Chapter 2 assesses shading as a management tool in an experimental confrontation of macroalgal feedbacks, aiming to maximise the benefit of habitat mosaic reefscapes in the inner Seychelles. Shading reduces the algae’s ability to photosynthesise by 29 % to the point where macroalgal cover can be reduced by 51 % and turf algal growth can be reduced by 82 % within six weeks of shading. After removal of shading structures, herbivore grazing rates decreased at shading plots, and algal beds recovered quickly, almost completely regrowing within three months.

Tropical sea urchins are often considered as macroalgal grazers, but this assumption relies heavily on geographically limited observations of select species.
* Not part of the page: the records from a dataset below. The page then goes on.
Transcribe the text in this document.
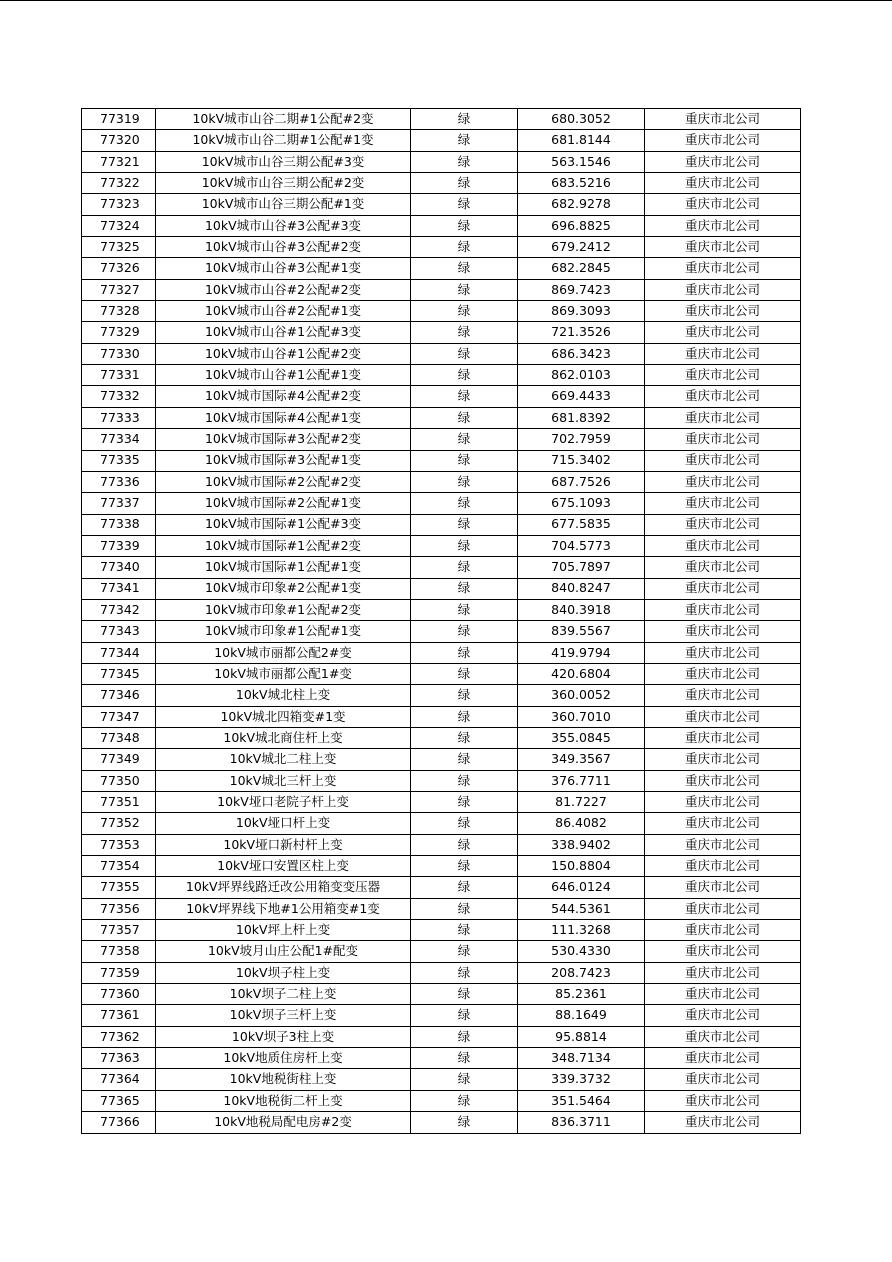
77319	10kV城市山谷二期#1公配#2变	绿	680.3052	重庆市北公司
77320	10kV城市山谷二期#1公配#1变	绿	681.8144	重庆市北公司
77321	10kV城市山谷三期公配#3变	绿	563.1546	重庆市北公司
77322	10kV城市山谷三期公配#2变	绿	683.5216	重庆市北公司
77323	10kV城市山谷三期公配#1变	绿	682.9278	重庆市北公司
77324	10kV城市山谷#3公配#3变	绿	696.8825	重庆市北公司
77325	10kV城市山谷#3公配#2变	绿	679.2412	重庆市北公司
77326	10kV城市山谷#3公配#1变	绿	682.2845	重庆市北公司
77327	10kV城市山谷#2公配#2变	绿	869.7423	重庆市北公司
77328	10kV城市山谷#2公配#1变	绿	869.3093	重庆市北公司
77329	10kV城市山谷#1公配#3变	绿	721.3526	重庆市北公司
77330	10kV城市山谷#1公配#2变	绿	686.3423	重庆市北公司
77331	10kV城市山谷#1公配#1变	绿	862.0103	重庆市北公司
77332	10kV城市国际#4公配#2变	绿	669.4433	重庆市北公司
77333	10kV城市国际#4公配#1变	绿	681.8392	重庆市北公司
77334	10kV城市国际#3公配#2变	绿	702.7959	重庆市北公司
77335	10kV城市国际#3公配#1变	绿	715.3402	重庆市北公司
77336	10kV城市国际#2公配#2变	绿	687.7526	重庆市北公司
77337	10kV城市国际#2公配#1变	绿	675.1093	重庆市北公司
77338	10kV城市国际#1公配#3变	绿	677.5835	重庆市北公司
77339	10kV城市国际#1公配#2变	绿	704.5773	重庆市北公司
77340	10kV城市国际#1公配#1变	绿	705.7897	重庆市北公司
77341	10kV城市印象#2公配#1变	绿	840.8247	重庆市北公司
77342	10kV城市印象#1公配#2变	绿	840.3918	重庆市北公司
77343	10kV城市印象#1公配#1变	绿	839.5567	重庆市北公司
77344	10kV城市丽都公配2#变	绿	419.9794	重庆市北公司
77345	10kV城市丽都公配1#变	绿	420.6804	重庆市北公司
77346	10kV城北柱上变	绿	360.0052	重庆市北公司
77347	10kV城北四箱变#1变	绿	360.7010	重庆市北公司
77348	10kV城北商住杆上变	绿	355.0845	重庆市北公司
77349	10kV城北二柱上变	绿	349.3567	重庆市北公司
77350	10kV城北三杆上变	绿	376.7711	重庆市北公司
77351	10kV垭口老院子杆上变	绿	81.7227	重庆市北公司
77352	10kV垭口杆上变	绿	86.4082	重庆市北公司
77353	10kV垭口新村杆上变	绿	338.9402	重庆市北公司
77354	10kV垭口安置区柱上变	绿	150.8804	重庆市北公司
77355	10kV坪界线路迁改公用箱变变压器	绿	646.0124	重庆市北公司
77356	10kV坪界线下地#1公用箱变#1变	绿	544.5361	重庆市北公司
77357	10kV坪上杆上变	绿	111.3268	重庆市北公司
77358	10kV坡月山庄公配1#配变	绿	530.4330	重庆市北公司
77359	10kV坝子柱上变	绿	208.7423	重庆市北公司
77360	10kV坝子二柱上变	绿	85.2361	重庆市北公司
77361	10kV坝子三杆上变	绿	88.1649	重庆市北公司
77362	10kV坝子3柱上变	绿	95.8814	重庆市北公司
77363	10kV地质住房杆上变	绿	348.7134	重庆市北公司
77364	10kV地税街柱上变	绿	339.3732	重庆市北公司
77365	10kV地税街二杆上变	绿	351.5464	重庆市北公司
77366	10kV地税局配电房#2变	绿	836.3711	重庆市北公司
Chapter 3 addresses these gaps for a common urchin species in the Seychelles, Echinothrix calamaris, using a combination of survey and experimental approaches in the inner Seychelles. Habitat driver models revealed patch-reef types as the best positive predictor and macroalgae as the best negative predictor of urchin densities. Experimentally penning urchin densities (maximum 4.44 urchins m-²) resulted in a reduction of macroalgal cover by only 13 %. Therefore E. calamaris at current densities in Seychelles (mean: 0.02 urchins m-2, maximum: 0.16 urchins m-2) are unlikely to perform significant macroalgae controlling functions.

People use their local ecosystems and can retrieve signals about how their actions affect ecosystem health. Capturing, interpreting, and responding to signals that indicate changes in ecosystems is key for their sustainable management and breaks in this signal-response, called missing feedbacks, will allow ecosystem health to degrade unnoticed. Chapter 4 applies an existing concept from sustainability science, the red-loop green-loop (RL-GL) model, to uncover missing feedbacks between reefs and people of Jamaica from the year 600 until now. This allowed the factors responsible for missing feedbacks to be identified – a main factor in Jamaica was seafood exports. An intervention to move Jamaica back to more sustainable dynamics between people and reefs could be to gradually move away from seafood exports and build ownership and management capacity in local seafoods.

Overall, my thesis emphasises the importance of habitat for coral recruitment following severe coral bleaching as well as for urchin density and function in Seychelles. Furthermore, I cover management approaches to confront reinforcing feedbacks of expanding macroalgal fields, especially for a mosaic reefscape setting. I test the first method to reduce macroalgal cover via the alteration of the light regime. My thesis also includes the first study to apply the RL-GL concept to a coral reef social-ecological system and I advocate for its practicality in uncovering missing feedbacks and in gaining an understanding of past, present, and future sustainability that can be of use in other systems.